01/06/2014 20:28:00

L'Ars continua a discutere (e a non decidere) sul tetto degli stipendi ai dipendenti

  Incontro del collegio dei questori dell'Ars, guidati da Paolo Ruggirello, con i sindacati di categoria. Oggetto: la riduzione degli stipendi dei dipendenti dell'Assemblea per adeguarli al "tetto" previsto con la recente "manovrina" approvata alla Regione. Il tetto è di 160.000 euro.  I sindacati hanno sollevato dei problemi e continuato a sostenere l'adeguamento al Senato. Conseguentemente, il collegio dei questori ha  stabilito di ascoltare anche i sindacati confederali che sostengono tagli ancora più drastici.

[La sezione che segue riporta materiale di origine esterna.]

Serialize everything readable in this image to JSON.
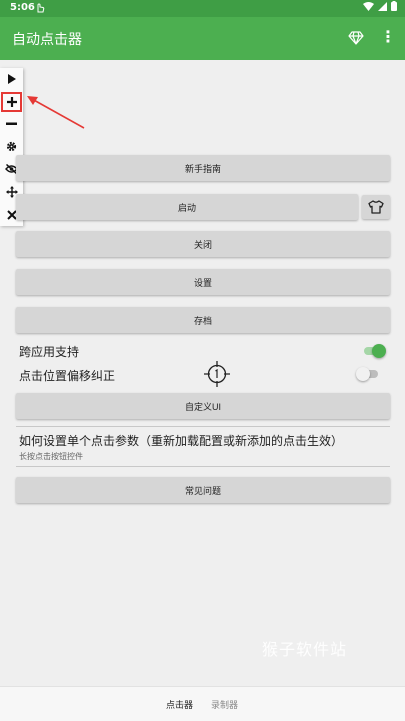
{
  "status_bar": {
    "time": "5:06"
  },
  "app_bar": {
    "title": "自动点击器"
  },
  "toolbar": {
    "items": [
      "play-icon",
      "plus-icon",
      "minus-icon",
      "gear-icon",
      "eye-off-icon",
      "move-icon",
      "close-icon"
    ],
    "highlighted": "plus-icon",
    "accent": "#e53935"
  },
  "buttons": {
    "guide": "新手指南",
    "start": "启动",
    "close": "关闭",
    "settings": "设置",
    "save": "存档",
    "custom_ui": "自定义UI",
    "faq": "常见问题"
  },
  "options": {
    "cross_app": {
      "label": "跨应用支持",
      "enabled": true
    },
    "offset_fix": {
      "label": "点击位置偏移纠正",
      "enabled": false
    }
  },
  "help": {
    "title": "如何设置单个点击参数（重新加载配置或新添加的点击生效）",
    "subtitle": "长按点击按钮控件"
  },
  "watermark": "猴子软件站",
  "bottom_nav": {
    "tabs": [
      "点击器",
      "录制器"
    ],
    "active": 0
  },
  "colors": {
    "primary": "#4caf50",
    "status": "#3f9e45",
    "toggle_on": "#4caf50"
  }
}
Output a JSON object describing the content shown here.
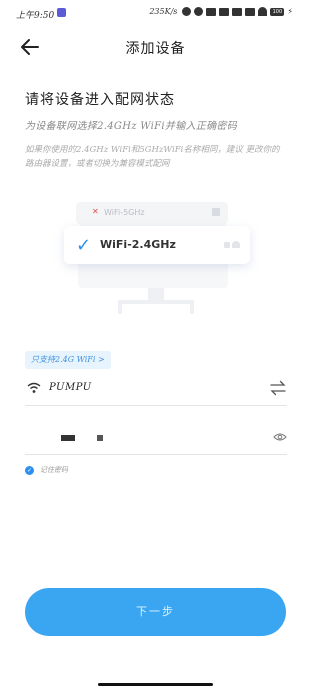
{
  "status_bar": {
    "time": "上午9:50",
    "net_speed": "235K/s",
    "battery": "100"
  },
  "header": {
    "title": "添加设备"
  },
  "main": {
    "heading": "请将设备进入配网状态",
    "subheading": "为设备联网选择2.4GHz WiFi并输入正确密码",
    "note": "如果你使用的2.4GHz WiFi和5GHzWiFi名称相同，建议 更改你的路由器设置，或者切换为兼容模式配网",
    "illustration": {
      "band_5g_label": "WiFi-5GHz",
      "band_24g_label": "WiFi-2.4GHz"
    },
    "support_tag": "只支持2.4G WiFi >",
    "ssid": "PUMPU",
    "remember_label": "记住密码",
    "next_button": "下一步"
  },
  "colors": {
    "accent": "#3aa6f2",
    "check": "#2d8ff0",
    "tag_bg": "#e8f4fd",
    "error_x": "#e84a4a"
  }
}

Parlando di «scenario da economia di guerra», Bernava (Cisl) propone per i dipendenti dell'Ars un "tetto" addirittura al di sotto di quello stabilito dalla norma, appena approvata in Aula, che ha quantificato in 160mila euro la soglia massima per i dirigenti della Regione e degli enti collegati: anche pensionati. Questa la proposta: «Un tetto di 140mila euro all'anno per i dirigenti e il blocco per quattro anni del salario accessorio, che deve essere concesso solo se legato a risultati effettivi. Da tempo chiediamo a Giunta e Ars un piano strategico per ridurre costi strutturali; serve un'azione congiunta tra Ars e Giunta. A Crocetta manca un' idea di prospettiva, queste misure vanno inserite nel quadro di una strategia complessiva».

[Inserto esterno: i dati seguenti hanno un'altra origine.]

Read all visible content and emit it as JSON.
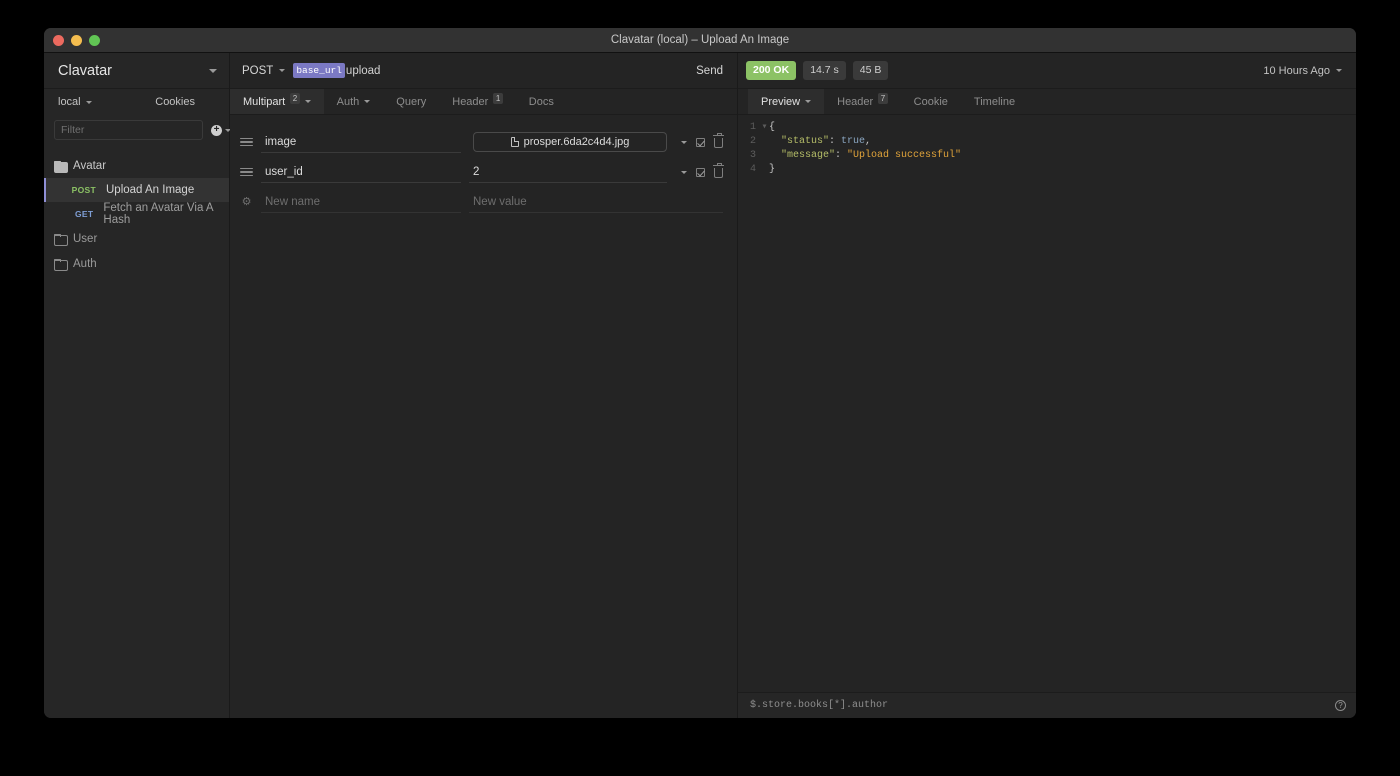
{
  "window": {
    "title": "Clavatar (local) – Upload An Image",
    "traffic_lights": [
      "close-red",
      "minimize-yellow",
      "zoom-green"
    ]
  },
  "sidebar": {
    "workspace_name": "Clavatar",
    "environment": "local",
    "cookies_label": "Cookies",
    "filter_placeholder": "Filter",
    "add_label": "+",
    "tree": [
      {
        "type": "folder",
        "name": "Avatar",
        "open": true,
        "items": [
          {
            "method": "POST",
            "name": "Upload An Image",
            "active": true
          },
          {
            "method": "GET",
            "name": "Fetch an Avatar Via A Hash",
            "active": false
          }
        ]
      },
      {
        "type": "folder",
        "name": "User",
        "open": false,
        "items": []
      },
      {
        "type": "folder",
        "name": "Auth",
        "open": false,
        "items": []
      }
    ]
  },
  "request": {
    "method": "POST",
    "url_variable": "base_url",
    "url_path": "upload",
    "send_label": "Send",
    "tabs": [
      {
        "label": "Multipart",
        "badge": "2",
        "active": true,
        "has_caret": true
      },
      {
        "label": "Auth",
        "badge": "",
        "active": false,
        "has_caret": true
      },
      {
        "label": "Query",
        "badge": "",
        "active": false,
        "has_caret": false
      },
      {
        "label": "Header",
        "badge": "1",
        "active": false,
        "has_caret": false
      },
      {
        "label": "Docs",
        "badge": "",
        "active": false,
        "has_caret": false
      }
    ],
    "multipart_rows": [
      {
        "name": "image",
        "value": "prosper.6da2c4d4.jpg",
        "is_file": true,
        "enabled": true
      },
      {
        "name": "user_id",
        "value": "2",
        "is_file": false,
        "enabled": true
      }
    ],
    "new_row": {
      "name_placeholder": "New name",
      "value_placeholder": "New value"
    }
  },
  "response": {
    "status": "200 OK",
    "time": "14.7 s",
    "size": "45 B",
    "history": "10 Hours Ago",
    "tabs": [
      {
        "label": "Preview",
        "badge": "",
        "active": true,
        "has_caret": true
      },
      {
        "label": "Header",
        "badge": "7",
        "active": false,
        "has_caret": false
      },
      {
        "label": "Cookie",
        "badge": "",
        "active": false,
        "has_caret": false
      },
      {
        "label": "Timeline",
        "badge": "",
        "active": false,
        "has_caret": false
      }
    ],
    "body_lines": [
      {
        "num": "1",
        "fold": "▾",
        "tokens": [
          {
            "t": "{",
            "c": "p"
          }
        ]
      },
      {
        "num": "2",
        "fold": "",
        "tokens": [
          {
            "t": "  \"status\"",
            "c": "k"
          },
          {
            "t": ": ",
            "c": "p"
          },
          {
            "t": "true",
            "c": "b"
          },
          {
            "t": ",",
            "c": "p"
          }
        ]
      },
      {
        "num": "3",
        "fold": "",
        "tokens": [
          {
            "t": "  \"message\"",
            "c": "k"
          },
          {
            "t": ": ",
            "c": "p"
          },
          {
            "t": "\"Upload successful\"",
            "c": "s"
          }
        ]
      },
      {
        "num": "4",
        "fold": "",
        "tokens": [
          {
            "t": "}",
            "c": "p"
          }
        ]
      }
    ],
    "jsonpath_value": "$.store.books[*].author",
    "help_label": "?"
  },
  "colors": {
    "accent_green": "#8cc265",
    "method_post": "#8cc265",
    "method_get": "#7f9fd6",
    "variable_chip": "#7b79c4",
    "json_key": "#b5bd68",
    "json_string": "#e0a33a",
    "json_boolean": "#8aa6c1"
  }
}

Pagliaro (Cgil): «Una retribuzione annua lorda di 100-120mila euro sarebbe dignitosa e sufficiente», ma in alternativa sarebbe anche un buon segnale «equiparare gli stipendi al "tetto" previsto dalla legge nazionale. Nemmeno il presidente della Repubblica guadagna quanto il segretario generale dell'Ars. La crisi è drammatica e c'è la necessità di ricostruire un rapporto di fiducia tra cittadini e amministrazione con una spending rewiev dall'alto, non dal basso».

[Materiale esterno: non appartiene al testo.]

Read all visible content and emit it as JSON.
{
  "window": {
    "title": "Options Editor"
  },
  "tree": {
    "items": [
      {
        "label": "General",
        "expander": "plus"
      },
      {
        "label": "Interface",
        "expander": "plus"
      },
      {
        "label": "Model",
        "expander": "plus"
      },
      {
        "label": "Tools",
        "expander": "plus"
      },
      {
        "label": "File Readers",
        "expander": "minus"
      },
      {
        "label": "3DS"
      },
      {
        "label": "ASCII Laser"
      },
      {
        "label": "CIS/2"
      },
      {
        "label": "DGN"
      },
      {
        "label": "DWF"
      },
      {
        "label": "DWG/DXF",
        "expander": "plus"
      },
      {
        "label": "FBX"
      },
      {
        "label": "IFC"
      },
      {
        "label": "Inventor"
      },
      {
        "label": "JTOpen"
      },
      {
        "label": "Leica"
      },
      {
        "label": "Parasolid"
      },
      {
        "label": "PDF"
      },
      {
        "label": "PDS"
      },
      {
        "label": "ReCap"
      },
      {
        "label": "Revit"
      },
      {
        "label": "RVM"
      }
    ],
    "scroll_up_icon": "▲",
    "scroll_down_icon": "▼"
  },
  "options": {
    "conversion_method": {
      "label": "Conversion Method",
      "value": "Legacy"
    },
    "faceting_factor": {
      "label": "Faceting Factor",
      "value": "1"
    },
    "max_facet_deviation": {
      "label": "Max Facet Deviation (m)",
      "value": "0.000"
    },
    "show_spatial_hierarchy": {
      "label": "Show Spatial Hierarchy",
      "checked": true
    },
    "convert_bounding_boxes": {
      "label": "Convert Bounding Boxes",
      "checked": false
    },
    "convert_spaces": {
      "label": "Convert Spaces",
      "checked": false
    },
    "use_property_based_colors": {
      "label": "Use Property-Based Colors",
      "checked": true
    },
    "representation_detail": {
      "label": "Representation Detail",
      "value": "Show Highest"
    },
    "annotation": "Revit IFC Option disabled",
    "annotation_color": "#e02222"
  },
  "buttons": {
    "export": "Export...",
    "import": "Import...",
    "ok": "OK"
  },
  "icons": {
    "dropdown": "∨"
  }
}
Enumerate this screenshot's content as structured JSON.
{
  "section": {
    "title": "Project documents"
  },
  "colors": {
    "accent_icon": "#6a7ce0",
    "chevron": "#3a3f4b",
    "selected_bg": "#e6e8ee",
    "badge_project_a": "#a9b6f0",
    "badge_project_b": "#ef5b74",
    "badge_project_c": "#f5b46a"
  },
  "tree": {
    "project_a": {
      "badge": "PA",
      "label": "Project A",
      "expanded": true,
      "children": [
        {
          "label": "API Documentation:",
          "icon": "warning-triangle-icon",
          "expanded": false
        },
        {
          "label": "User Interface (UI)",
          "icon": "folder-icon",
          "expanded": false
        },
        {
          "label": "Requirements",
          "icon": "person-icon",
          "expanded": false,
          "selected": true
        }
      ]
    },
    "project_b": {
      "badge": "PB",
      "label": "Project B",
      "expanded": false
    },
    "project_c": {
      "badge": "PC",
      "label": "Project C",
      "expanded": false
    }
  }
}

Barone (Uil): «Occorre omogeneizzare i trattamenti a quelli del resto del Paese. C'è una norma che va applicata. Questo lo abbiamo sempre sostenuto. L'accento, piuttosto, va posto sulla necessità di un'operazione trasparente per evitare trucchi e furberie». Mirio e Mattranga (Cobas/Codir) lamentano le scarse informazioni sul trattamento dei dipendenti dell'Ars: «Se Renzi ha tolto il segreto di Stato sulle stragi, a Palermo sembra impossibile togliere il segreto sugli "stipendi d'oro" dell'Ars che è rimasta una delle poche istituzioni dove non c'è trasparenza sui compensi del personale. Le tabelle pubblicate sul sito dell'Ars sono raffazzonate, non c'è nulla di trasparente, non è vero che basta leggere per capire quanto guadagna un assistente parlamentare o il più alto burocrate. Sappiamo quanto guadagna il segretario generale della Regione e tutti i dirigenti, perché i loro compensi, con tanto di nome e cognome, così come prevede la legge, sono pubblicati nel sito istituzionale. Non sappiamo invece quanto guadagna il segretario generale dell'Ars, così come gli altri dirigenti e funzionari di palazzo dei Normanni. C'è una zona grigia: altro che palazzo di vetro, è un palazzo opaco. Invece di richiamarsi alla privacy, all'Ars dovrebbero applicare la legge sulla trasparenza. E' incredibile: conosciamo i guadagni dei dipendenti dei Comuni, della Regione, degli enti e delle partecipate, ma non quelli dell'Ars, il luogo dove si legifera».
Interviene ancora il governatore, Crocetta: «Su stipendi e "pensioni d'oro" all'Ars non si può giocare. Mentre si è provveduto a diminuire giustamente i compensi ai parlamentari, l'Ars continua ad avere al proprio interno burocrati che costano quattro-cinquevolte l'anno lo stipendio di un deputato, offuscando la grande azione di risanamento che stiamo facendo e l'immagine di una Regione che sta mettendo in ordine i conti». Per Crocetta «è una questione di equità e giustizia. Ci si appella persino alla violazione dell'Autonomia, invocando l'equiparazione al Senato. Ma l'Autonomia non è una carta bianca per riconoscere privilegi e parassitismi».